From fund manager to asset manager
However, this transition into "asset management" is one of the areas that have made some LPs wary. "As an LP, we can play in multiple segments of the market, but when you're on the ground as a GP, it can blur your investment strategy," says Gunn. "Some LPs are willing to back a firm on multiple funds because they're really backing a brand they trust. But we invest where private equity is a firm's sole business model, because they've got to make it successful or they won't raise the next fund – we like that survivor bias. We can diversify by strategy, geography, stage and size within that."
A main point of concern for LPs is the risk of conflict of interest, and the worry that a firm may use their various business lines to provide each layer of investment in a single deal. As Adveq CEO Sven Lidén points out, if a diversified private equity firm sources a deal where the company looks as though it will treble in value, then the opportunity to also invest mezzanine or senior debt – alongside equity – will be tempting.
"There are examples of groups – mostly banks – that tried to do that in the past where it has gone very badly due to the different agendas and inherent conflicts of interest, especially if something goes wrong with the deal," says Gunn. "Firms with a credit fund and a private equity fund should not and do not invest in the same asset."
Lidén agrees: "How can you represent all your clients if you are representing some who are invested in senior secured loans and some who are invested in equity? They will have completely opposite interests in what is going to happen in a difficult situation."
Some of these potential problems can be avoided with the correct procedures put in place, such as firm Chinese walls. But there are past cases that remain as a stark warning to others – namely the downfall of Royal Bank of Scotland, whose £1.1bn Special Opportunities Fund provided both mezzanine and equity alongside debt from RBS.
But there are some firms that have implemented a more secure strategy to execute deals by providing both equity and debt. For example, Total Capital Partners, a London-based firm focused on the small-cap market, has one syndicate of LPs that are invested across the board. This means the firm is not in danger of alienating one band of LPs to appease another if an investment begins to flounder. Of course, it also means LPs are twice as likely to get burnt should an investment fail, making confidence in the GP's abilities an essential component of the LP agreement.
Greener pastures
Given the trends at play in the post-crash market, the temptation to branch out is more tempting than ever though: with banks shying away from the market and a downturn in private equity dealflow, the move for many private equity firms into the debt market appears an obvious choice. "Client demand today is very much for current yield, which leads private equity managers to look at anything that provides current yield, like mezzanine or senior secured loans," says Lidén.

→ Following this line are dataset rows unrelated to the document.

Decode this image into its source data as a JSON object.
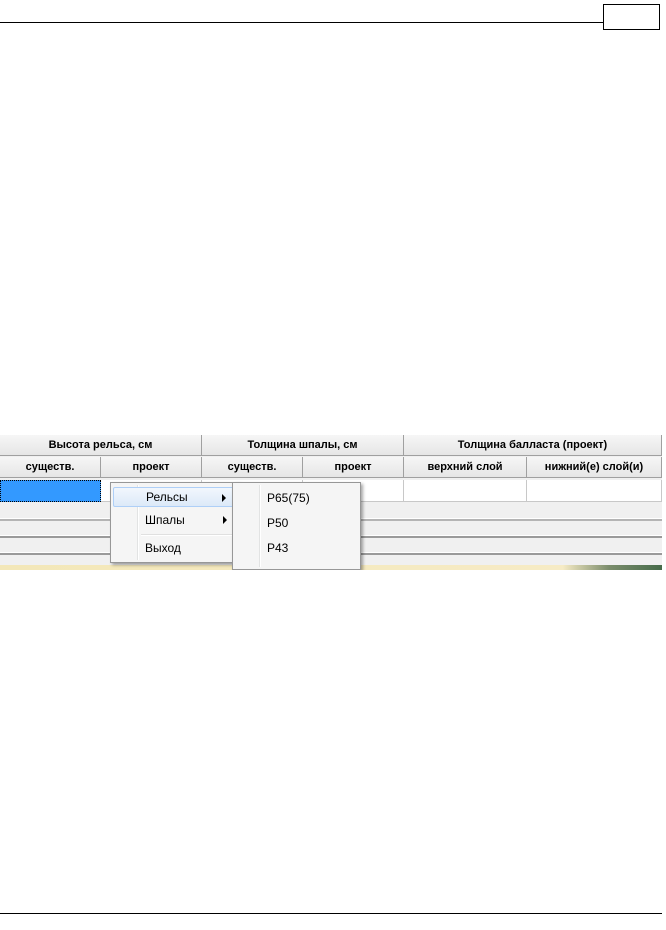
{
  "grid": {
    "group_headers": [
      "Высота рельса, см",
      "Толщина шпалы, см",
      "Толщина балласта (проект)"
    ],
    "column_headers": [
      "существ.",
      "проект",
      "существ.",
      "проект",
      "верхний слой",
      "нижний(е) слой(и)"
    ]
  },
  "context_menu": {
    "items": [
      {
        "label": "Рельсы",
        "has_submenu": true
      },
      {
        "label": "Шпалы",
        "has_submenu": true
      },
      {
        "label": "Выход",
        "has_submenu": false
      }
    ]
  },
  "submenu": {
    "items": [
      "Р65(75)",
      "Р50",
      "Р43"
    ]
  },
  "colors": {
    "selected_cell": "#3399ff",
    "menu_hover": "#dce9f8"
  }
}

Another area that appears to be growing in popularity is managers launching new funds to target different market sectors and deal types, which seems less radical than the distinction between a debt fund and an equity fund. Erstwhile buyout house Inflexion Private Equity recently held the first and final close of its new £400m Partnership Capital I fund, which takes minority stakes in UK mid-market companies.
Speaking to unquote" about the new fund at the start of October, Inflexion managing partner Simon Turner commented that US funds have begun to combine buyout and growth strategies and that he "wouldn't be surprised if we see more people doing it in Europe".
It is this exact scenario that has made some LPs wary – the combination of investment strategies within a fund or a team. "Again, as long as you've got a dedicated team to drive each separate strategy, then in theory that's fine – as long as it's clear to all investors," says Gunn. "The problem LPs tend to have is the blurring between which investment fits in which pot – where is the line drawn?"
Firms such as Ardian – not to mention US pioneers such as KKR and Blackstone – are testament to how private equity firms can successfully turn into quasi or full-blown asset managers. Smaller firms tempted to walk in their footsteps might want to carefully assess their existing LP base though – for some fund investors, the responsibility of allocation across the private markets is a job to be undertaken by themselves, not the GP.